Asst. Arts & Features Editor

The Henry Whittemore Library celebrated National Library Week, April 23-29. Durin

During the week, librarians connected with students in a series of both relaxing and engaging activities such as a cake decorating contest, lawn games, a career presentation, and a breathwork session to illustrate this year’s theme - “There’s More to the Story.”

For the cake decorating contest, five contestants decorated cakes themed around works of classic literature, including “To Kill a Mockingbird,” “Charlotte’s Web,” and “The Adventures of Harold and the Purple Crayon.”

The two winners were librarian Sam Westall with a cake themed around “Eragon,” and librarian Colleen Previte with a cake themed around “Napoleon Dynamite: Vote for Pedro.”

“It’s a nice way to get things moving and to kind of have a sweet treat for everyone. We’re big on sharing food,” Kathleen Barnard, student engagement coordinator for the library, said the next day while gesturing to the snacks they had set up for their next celebration, called Outdoor Fun on Larned Beach.

This took place on a sunny Tuesday, and the librarians took the chance to move outside. Set up for two hours from 12:30-2:30 p.m., students passing by in front of the library could relax with chips, cookies, and lawn games.

Some students played catch, some drew on the sidewalks in chalk, some played tic-tac-toe, and some just took the break to soak in the sun and enjoy a treat.

Many of the games set up are available to be checked out at the library. Barnard added the library has board games students can check out for three days at a time.

“We have a wiffle ball set. We have KanJam for outdoors. We have a ring toss. But we also have Trivial Pursuit and stuff like that. So even if it’s just a night in at the dorm with your friends, you can still come and get some of these great board games too,” Barnard said.

Wednesday, the library staff hosted a Zoom panel for community members interested in learning about careers in libraries and library science.

On Thursday, the final event for National Library Week was a breathwork session hosted over Zoom and in person. A certified breathwork coach, Susan Clark, came in and led a 45-minute session in three basic breathwork techniques.
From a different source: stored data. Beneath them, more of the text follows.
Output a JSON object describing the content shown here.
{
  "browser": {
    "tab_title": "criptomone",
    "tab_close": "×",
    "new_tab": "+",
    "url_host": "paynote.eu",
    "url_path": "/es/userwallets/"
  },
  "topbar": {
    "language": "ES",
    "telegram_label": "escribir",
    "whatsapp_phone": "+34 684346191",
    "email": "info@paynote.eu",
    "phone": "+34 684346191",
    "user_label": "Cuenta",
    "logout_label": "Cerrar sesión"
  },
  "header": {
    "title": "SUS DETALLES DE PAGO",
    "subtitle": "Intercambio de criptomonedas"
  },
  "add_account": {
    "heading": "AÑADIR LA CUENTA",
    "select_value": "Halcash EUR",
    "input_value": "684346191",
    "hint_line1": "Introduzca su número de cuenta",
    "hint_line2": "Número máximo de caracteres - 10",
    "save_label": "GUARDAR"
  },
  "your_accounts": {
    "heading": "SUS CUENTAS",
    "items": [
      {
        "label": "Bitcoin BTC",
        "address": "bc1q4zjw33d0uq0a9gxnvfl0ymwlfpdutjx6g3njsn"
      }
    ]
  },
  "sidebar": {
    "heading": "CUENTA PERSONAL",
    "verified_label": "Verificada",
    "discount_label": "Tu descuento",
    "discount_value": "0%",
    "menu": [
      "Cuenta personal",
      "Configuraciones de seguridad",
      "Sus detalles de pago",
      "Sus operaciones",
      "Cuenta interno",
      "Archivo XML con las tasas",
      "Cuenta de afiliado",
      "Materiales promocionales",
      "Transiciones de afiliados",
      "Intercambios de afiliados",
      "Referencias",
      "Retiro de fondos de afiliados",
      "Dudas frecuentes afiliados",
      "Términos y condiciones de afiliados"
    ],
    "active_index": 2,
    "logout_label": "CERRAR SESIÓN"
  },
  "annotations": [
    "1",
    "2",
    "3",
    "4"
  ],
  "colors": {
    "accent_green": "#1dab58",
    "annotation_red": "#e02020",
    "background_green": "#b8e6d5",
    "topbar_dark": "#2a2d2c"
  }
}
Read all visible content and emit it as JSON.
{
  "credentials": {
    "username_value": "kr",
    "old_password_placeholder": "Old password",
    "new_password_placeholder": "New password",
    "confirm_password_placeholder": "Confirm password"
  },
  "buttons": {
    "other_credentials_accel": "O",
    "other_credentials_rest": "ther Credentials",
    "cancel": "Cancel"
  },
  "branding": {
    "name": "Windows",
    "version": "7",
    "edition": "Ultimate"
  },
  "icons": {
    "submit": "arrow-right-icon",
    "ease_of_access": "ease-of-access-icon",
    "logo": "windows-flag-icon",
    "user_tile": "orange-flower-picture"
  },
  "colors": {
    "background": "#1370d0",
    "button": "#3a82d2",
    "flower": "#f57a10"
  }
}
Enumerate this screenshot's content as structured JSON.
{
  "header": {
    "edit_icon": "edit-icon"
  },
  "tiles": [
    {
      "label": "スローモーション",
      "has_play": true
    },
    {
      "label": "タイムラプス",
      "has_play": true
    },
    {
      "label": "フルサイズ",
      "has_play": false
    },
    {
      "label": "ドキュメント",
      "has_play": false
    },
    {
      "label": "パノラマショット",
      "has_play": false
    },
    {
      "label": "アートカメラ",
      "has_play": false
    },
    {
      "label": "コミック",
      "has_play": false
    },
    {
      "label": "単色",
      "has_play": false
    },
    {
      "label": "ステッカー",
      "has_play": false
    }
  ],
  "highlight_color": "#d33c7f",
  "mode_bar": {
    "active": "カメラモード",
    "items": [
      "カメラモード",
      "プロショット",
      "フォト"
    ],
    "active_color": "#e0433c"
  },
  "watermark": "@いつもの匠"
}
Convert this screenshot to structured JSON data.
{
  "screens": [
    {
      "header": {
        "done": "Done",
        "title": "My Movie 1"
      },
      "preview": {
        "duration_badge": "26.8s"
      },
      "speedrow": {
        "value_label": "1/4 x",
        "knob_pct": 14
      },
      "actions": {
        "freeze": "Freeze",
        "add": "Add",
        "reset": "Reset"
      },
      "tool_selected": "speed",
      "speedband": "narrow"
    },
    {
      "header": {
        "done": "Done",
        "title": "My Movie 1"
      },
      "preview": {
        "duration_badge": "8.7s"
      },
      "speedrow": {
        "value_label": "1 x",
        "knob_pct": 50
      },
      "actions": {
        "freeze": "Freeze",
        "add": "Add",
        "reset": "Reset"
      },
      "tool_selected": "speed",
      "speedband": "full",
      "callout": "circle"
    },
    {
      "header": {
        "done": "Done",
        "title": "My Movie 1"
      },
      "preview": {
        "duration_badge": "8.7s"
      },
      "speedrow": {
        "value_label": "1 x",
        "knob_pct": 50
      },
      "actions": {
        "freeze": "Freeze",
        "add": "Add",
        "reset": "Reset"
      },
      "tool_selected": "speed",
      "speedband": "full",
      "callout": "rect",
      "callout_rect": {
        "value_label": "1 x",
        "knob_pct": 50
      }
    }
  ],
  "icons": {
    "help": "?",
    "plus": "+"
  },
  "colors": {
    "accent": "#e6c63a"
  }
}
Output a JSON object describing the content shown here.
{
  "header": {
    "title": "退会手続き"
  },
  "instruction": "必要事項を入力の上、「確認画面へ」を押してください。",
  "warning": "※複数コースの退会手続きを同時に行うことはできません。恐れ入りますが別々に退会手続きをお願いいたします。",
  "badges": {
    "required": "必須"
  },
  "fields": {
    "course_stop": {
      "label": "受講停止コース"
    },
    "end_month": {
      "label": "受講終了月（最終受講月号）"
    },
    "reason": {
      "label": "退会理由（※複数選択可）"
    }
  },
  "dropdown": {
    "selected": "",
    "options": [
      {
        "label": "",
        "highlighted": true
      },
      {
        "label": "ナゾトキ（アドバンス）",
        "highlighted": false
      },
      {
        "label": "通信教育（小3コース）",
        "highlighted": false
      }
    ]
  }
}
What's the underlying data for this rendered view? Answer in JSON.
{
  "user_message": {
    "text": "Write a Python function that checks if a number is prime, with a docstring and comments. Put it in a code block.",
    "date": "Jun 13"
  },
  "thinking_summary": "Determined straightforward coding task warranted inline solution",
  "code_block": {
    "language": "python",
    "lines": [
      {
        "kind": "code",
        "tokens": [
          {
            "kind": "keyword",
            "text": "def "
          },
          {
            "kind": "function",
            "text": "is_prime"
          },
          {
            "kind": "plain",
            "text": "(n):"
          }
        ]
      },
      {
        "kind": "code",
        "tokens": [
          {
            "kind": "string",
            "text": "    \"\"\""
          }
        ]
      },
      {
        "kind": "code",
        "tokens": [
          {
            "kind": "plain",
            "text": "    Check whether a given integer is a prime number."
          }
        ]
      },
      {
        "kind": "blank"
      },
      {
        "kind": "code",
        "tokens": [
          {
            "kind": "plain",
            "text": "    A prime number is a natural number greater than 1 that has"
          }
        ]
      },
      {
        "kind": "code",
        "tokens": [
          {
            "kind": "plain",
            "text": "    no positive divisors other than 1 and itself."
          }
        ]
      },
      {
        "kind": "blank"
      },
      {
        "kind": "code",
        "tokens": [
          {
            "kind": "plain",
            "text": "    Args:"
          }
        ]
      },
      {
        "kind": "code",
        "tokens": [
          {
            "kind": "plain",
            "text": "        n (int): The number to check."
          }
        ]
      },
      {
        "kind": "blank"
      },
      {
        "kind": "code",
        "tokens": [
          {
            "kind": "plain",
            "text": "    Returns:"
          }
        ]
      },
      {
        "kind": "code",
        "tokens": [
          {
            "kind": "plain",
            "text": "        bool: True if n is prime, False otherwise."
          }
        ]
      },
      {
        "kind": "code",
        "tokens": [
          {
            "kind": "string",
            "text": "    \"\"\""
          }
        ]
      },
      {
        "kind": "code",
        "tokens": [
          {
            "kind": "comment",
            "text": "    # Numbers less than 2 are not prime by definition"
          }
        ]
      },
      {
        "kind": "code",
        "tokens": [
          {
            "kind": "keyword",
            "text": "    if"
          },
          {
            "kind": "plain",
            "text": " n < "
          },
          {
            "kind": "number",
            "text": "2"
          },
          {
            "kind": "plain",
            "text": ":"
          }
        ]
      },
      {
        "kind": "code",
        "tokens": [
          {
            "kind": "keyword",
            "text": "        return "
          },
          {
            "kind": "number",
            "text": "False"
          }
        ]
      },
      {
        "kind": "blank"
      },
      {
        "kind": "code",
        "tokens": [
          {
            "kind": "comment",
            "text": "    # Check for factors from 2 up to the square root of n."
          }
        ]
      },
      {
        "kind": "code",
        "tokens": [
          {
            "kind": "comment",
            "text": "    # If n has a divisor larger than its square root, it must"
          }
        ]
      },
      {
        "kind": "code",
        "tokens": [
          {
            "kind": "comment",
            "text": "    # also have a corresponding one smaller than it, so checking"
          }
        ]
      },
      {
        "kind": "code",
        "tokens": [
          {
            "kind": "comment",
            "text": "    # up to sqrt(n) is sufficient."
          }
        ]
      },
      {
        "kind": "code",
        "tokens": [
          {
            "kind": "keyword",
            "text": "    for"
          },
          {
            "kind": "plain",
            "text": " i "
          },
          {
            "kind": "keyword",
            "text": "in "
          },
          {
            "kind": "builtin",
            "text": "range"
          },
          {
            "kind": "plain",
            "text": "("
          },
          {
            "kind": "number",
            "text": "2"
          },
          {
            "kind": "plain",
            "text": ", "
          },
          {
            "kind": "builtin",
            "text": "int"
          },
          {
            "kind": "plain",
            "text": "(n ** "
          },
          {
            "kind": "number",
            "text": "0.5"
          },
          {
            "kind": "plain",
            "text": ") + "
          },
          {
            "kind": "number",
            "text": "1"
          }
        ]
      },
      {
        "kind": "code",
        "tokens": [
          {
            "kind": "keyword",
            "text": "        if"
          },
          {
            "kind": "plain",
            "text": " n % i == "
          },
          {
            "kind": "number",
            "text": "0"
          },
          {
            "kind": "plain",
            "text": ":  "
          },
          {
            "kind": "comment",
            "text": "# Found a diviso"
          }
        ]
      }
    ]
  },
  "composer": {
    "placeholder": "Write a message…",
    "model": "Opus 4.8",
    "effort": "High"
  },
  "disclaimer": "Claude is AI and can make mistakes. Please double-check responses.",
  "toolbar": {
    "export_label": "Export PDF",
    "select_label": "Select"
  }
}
“It only takes 15 minutes a day - five minutes in the morning, five minutes at lunch, and five minutes at night,” Clark said. “That’s a great way to kind of come back to the ‘now’ - to create a process, to create self-care.”

The first type of breath she demonstrated was what she called the “coffee breath” or breath of fire. She said this type of breath, intended to be energizing, is good for morning practice.

Clark called the next breath “water breath” or ujjayi pranayama. She said this breath is ideal for midday as a way to balance and relax.

“If you’re feeling anxious, it’s going to kind of relax you. If you’re feeling low energy, it’s going to bring you up,” she said.

The final type of breathwork she demonstrated was called “whiskey breath” or triangle breath. She said this type of breathing is best to relax and slow down, and should be practiced at the end of the day before bed.

Lori Wolfe, access services supervisor, said she thinks the library has seen less engagement since the COVID-19 pandemic made more people spend more time online, and the library hopes to change this.

“It’s starting to pick back up, but I wouldn’t say we’re at quite the level where we were before the pandemic. But we’re starting to see more bodies in the building,” she said. “That’s why we’re trying to do a ton of outreach just to get people into the library and using our resources - and having some fun.”